Your instructor is sitting at the usual table, and after a brief conference you decide to wait out the weather by reviewing details of a possible cross-country flight to Grove, Oklahoma. That’s when you notice that your CFI’s ever-present spiral notebook is open to a page of scrawl, and that a sectional chart and a current volume of the chart supplement (formerly the airport/facilitydirectory) are arranged for easy access.
The challenge starts with visualization exercises. Referring to Grove Municipal Airport’s listing in AOPA Airports, you are asked to diagram the airport’s position relative to the Razorback Vortac. Grove is located 37 miles from RZC on the 302-degree radial—so in what direction from the navaid will you draw the airport symbol?
Next, the CFI asks you to diagram the traffic pattern you would fly with winds 320 degrees at 10 knots—and to please note the TPA. (He calls it a TPA because he expects you to know by now that TPA means traffic pattern altitude.)

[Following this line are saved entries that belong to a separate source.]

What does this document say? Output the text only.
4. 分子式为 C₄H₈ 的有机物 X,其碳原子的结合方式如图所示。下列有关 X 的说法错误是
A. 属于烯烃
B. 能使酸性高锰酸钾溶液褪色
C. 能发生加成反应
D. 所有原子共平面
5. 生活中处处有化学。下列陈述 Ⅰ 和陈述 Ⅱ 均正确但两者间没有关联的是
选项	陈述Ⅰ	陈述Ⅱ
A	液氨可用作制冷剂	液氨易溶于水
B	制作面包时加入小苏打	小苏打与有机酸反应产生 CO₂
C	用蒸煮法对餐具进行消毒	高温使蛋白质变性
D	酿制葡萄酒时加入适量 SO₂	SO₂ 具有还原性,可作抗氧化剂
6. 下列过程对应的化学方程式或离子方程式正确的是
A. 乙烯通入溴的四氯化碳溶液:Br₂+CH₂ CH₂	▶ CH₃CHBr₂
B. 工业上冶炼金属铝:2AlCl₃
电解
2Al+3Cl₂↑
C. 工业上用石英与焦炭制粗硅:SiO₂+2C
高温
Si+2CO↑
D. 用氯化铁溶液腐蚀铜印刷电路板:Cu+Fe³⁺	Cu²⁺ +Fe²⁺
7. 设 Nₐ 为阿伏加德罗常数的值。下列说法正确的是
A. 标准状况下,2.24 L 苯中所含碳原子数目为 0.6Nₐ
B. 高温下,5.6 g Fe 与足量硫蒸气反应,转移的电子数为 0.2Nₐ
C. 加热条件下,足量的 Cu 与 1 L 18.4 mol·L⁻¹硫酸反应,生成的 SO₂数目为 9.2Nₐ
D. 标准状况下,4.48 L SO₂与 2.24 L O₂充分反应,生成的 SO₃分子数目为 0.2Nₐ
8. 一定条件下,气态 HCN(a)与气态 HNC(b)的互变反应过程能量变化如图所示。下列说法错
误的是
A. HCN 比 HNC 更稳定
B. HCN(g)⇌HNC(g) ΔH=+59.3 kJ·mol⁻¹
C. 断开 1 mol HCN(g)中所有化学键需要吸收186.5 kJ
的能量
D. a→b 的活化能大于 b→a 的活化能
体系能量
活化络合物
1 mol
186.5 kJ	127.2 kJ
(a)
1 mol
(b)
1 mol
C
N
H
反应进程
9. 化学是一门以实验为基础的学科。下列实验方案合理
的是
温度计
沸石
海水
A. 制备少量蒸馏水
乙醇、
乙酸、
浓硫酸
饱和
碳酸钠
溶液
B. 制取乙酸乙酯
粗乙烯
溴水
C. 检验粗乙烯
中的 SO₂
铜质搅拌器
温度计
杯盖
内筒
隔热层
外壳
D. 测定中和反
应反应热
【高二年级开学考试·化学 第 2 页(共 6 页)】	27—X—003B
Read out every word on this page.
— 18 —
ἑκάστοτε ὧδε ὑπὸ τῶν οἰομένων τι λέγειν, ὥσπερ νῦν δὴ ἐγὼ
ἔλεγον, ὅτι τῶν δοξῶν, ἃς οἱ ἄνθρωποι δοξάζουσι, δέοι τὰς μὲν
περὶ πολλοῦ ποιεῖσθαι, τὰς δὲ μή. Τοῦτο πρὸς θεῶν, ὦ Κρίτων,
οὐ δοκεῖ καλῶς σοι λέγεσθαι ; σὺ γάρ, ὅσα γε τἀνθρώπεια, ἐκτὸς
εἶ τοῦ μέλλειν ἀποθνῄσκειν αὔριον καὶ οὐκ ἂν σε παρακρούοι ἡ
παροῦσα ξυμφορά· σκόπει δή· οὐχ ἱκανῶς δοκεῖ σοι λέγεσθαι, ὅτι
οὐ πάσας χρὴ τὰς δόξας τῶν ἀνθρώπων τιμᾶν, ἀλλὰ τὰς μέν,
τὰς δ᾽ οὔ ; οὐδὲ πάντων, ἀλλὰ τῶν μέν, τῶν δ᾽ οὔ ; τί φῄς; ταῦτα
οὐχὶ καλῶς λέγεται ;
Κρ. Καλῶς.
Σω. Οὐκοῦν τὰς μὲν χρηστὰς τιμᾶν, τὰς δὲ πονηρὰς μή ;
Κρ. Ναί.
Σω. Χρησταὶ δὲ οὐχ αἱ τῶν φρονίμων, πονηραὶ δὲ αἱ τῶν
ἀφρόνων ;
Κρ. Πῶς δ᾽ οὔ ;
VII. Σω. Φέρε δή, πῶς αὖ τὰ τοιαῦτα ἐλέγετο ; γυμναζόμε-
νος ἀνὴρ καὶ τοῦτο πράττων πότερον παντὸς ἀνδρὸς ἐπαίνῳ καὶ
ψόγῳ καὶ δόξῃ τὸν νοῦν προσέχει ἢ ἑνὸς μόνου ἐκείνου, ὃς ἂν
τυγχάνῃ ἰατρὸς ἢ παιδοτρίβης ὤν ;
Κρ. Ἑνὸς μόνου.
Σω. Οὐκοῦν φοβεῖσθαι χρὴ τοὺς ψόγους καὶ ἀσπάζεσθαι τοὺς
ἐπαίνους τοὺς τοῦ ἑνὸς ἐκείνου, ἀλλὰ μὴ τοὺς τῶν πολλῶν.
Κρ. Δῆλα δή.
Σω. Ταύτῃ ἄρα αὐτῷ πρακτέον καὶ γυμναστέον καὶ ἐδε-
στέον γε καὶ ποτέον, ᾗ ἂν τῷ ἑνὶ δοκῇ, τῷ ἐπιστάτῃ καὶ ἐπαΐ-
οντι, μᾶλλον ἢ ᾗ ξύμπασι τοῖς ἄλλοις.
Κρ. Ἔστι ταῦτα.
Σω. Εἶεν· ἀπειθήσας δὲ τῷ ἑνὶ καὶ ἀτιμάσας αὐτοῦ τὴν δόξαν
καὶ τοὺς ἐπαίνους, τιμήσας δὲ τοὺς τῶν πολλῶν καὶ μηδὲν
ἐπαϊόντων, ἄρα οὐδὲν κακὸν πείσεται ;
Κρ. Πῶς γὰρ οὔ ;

Well, you reply, the given winds favor Runway 36. No special traffic pattern procedures are published, so a safe method would be to enter a left traffic pattern at 1,000 feet agl, that is, 1,831 feet msl.
Asked to look up the magnetic variation in the destination’s vicinity, you locate the nearest isogonic line and report that magnetic variation is two degrees—the amount to subtract from your true heading when computing a magnetic heading. (You’re proud to have remembered that the line is called an isogonic line.)
“What is the line called if it indicates zero variation?”
(Did he trip you up with that one? It’s the agonic line.)
Speaking of lines—and now he taps a broken black line between the isogonic line and the airport symbol—what is this line for?
Don’t fall for the trick question. That’s the boundary line between Oklahoma and Missouri; it nearly parallels the isogonic line northward, until they converge just south of Kansas City.